Hard contraindications#
- Pregnancy and women of childbearing potential planning conception. DMAE has shown teratogenic signals in animal models — neural-tube-type defects. This line is not crossed.
"DMAE, the active moiety of centrophenoxine, has demonstrated teratogenicity in animal models; use is contraindicated in pregnancy or planned conception." — Alzheimer's Drug Discovery Foundation, Cognitive Vitality Report (2020)
- Seizure disorders / epilepsy. Cholinergic upregulation lowers seizure threshold.
- Severe parkinsonism with established dyskinesia. Worsens involuntary movement.
- Concurrent strong anticholinergics (scopolamine, high-dose diphenhydramine, certain TCAs). The pharmacology cancels and cognitive output becomes unpredictable.
- Evening dosing. Not a safety event, but a protocol-level non-negotiable — sleep architecture loses every time.
Sex-specific and post-cycle notes#
Centrophenoxine is non-hormonal: no androgen receptor activity, no estrogenic or progestogenic signal, no HPTA involvement, no PCT requirement. It stacks cleanly into post-AAS neuro-recovery protocols (500–750 mg/day for 6–8 weeks) alongside tongkat ali, low-dose tadalafil, and a sleep peptide, and does not interfere with SERM-based PCT.
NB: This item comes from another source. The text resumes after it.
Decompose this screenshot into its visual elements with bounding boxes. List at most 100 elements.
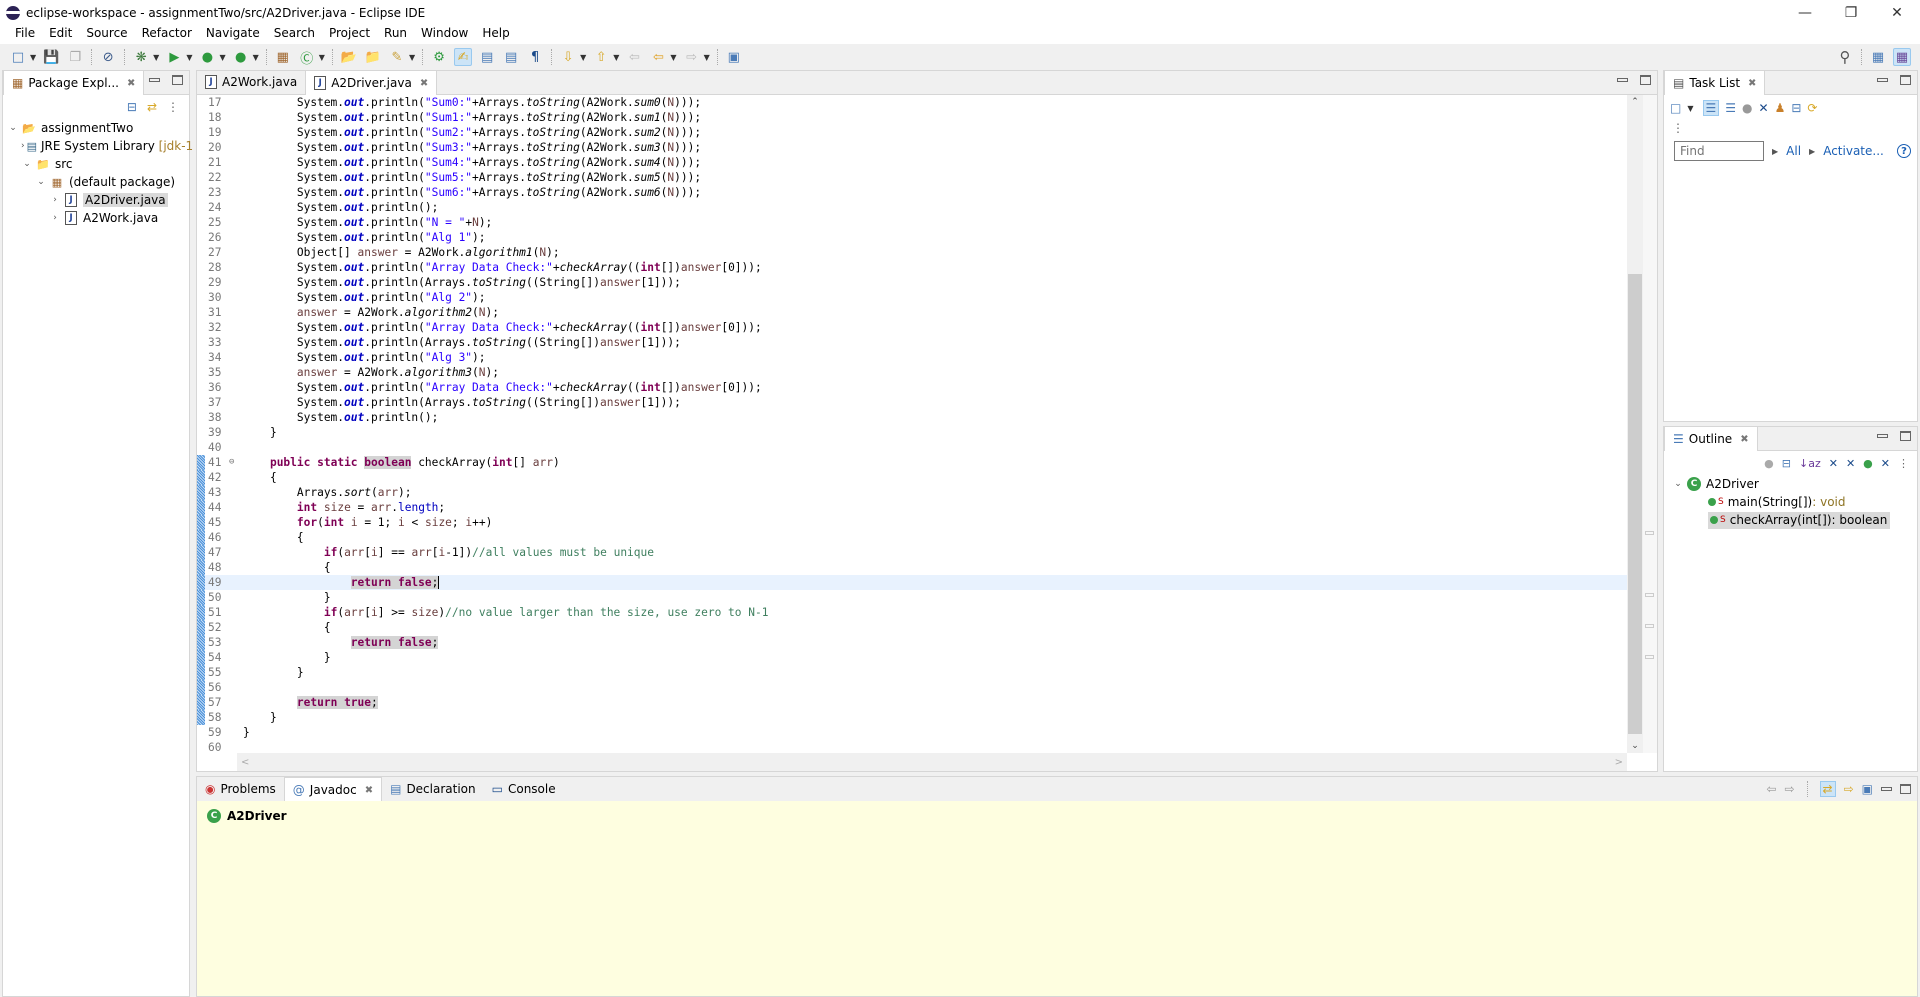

For women, the compound is otherwise well-tolerated at the same dose ranges as men — there is no sex-specific dose scaling — but the pregnancy / planned-conception contraindication above is absolute and forecloses use in that window entirely. Hormonal birth control is not affected.
FAQ — Centrophenoxine
Research & citations
5 studies cited on this page.
Conclusion
Centrophenoxine sits at the intersection of cholinergic nootropics and longevity stacks, supporting memory, focus, and oxidative defense with a favorable safety record in protocols that stay within established dosing ranges.
Key takeaways:
- Typical oral dose: 250–500 mg twice daily (with breakfast and lunch) for cognitive and "fog-clearing" effects
- Cycle duration: 4–8 weeks on, followed by deload (washout) periods of 2–4 weeks
- Avoid dosing after 2 p.m. — evening administration reliably disrupts sleep onset
- Stacks well as a choline source with racetams (piracetam, aniracetam), and as an adjunct in longevity or post-cycle recovery protocols
- Lipofuscin clearance protocols (1,000–1,500 mg divided) run for 4–8 weeks, with ongoing benefit seen after withdrawal
- Side effects are dose-related and manageable (jaw tension, headache, insomnia); hard contraindicated in pregnancy and seizure disorders
For cognition-focused research or membrane-aging interventions, centrophenoxine remains a top-tier, well-tolerated candidate with sustained utility across classic and modern nootropic stacks.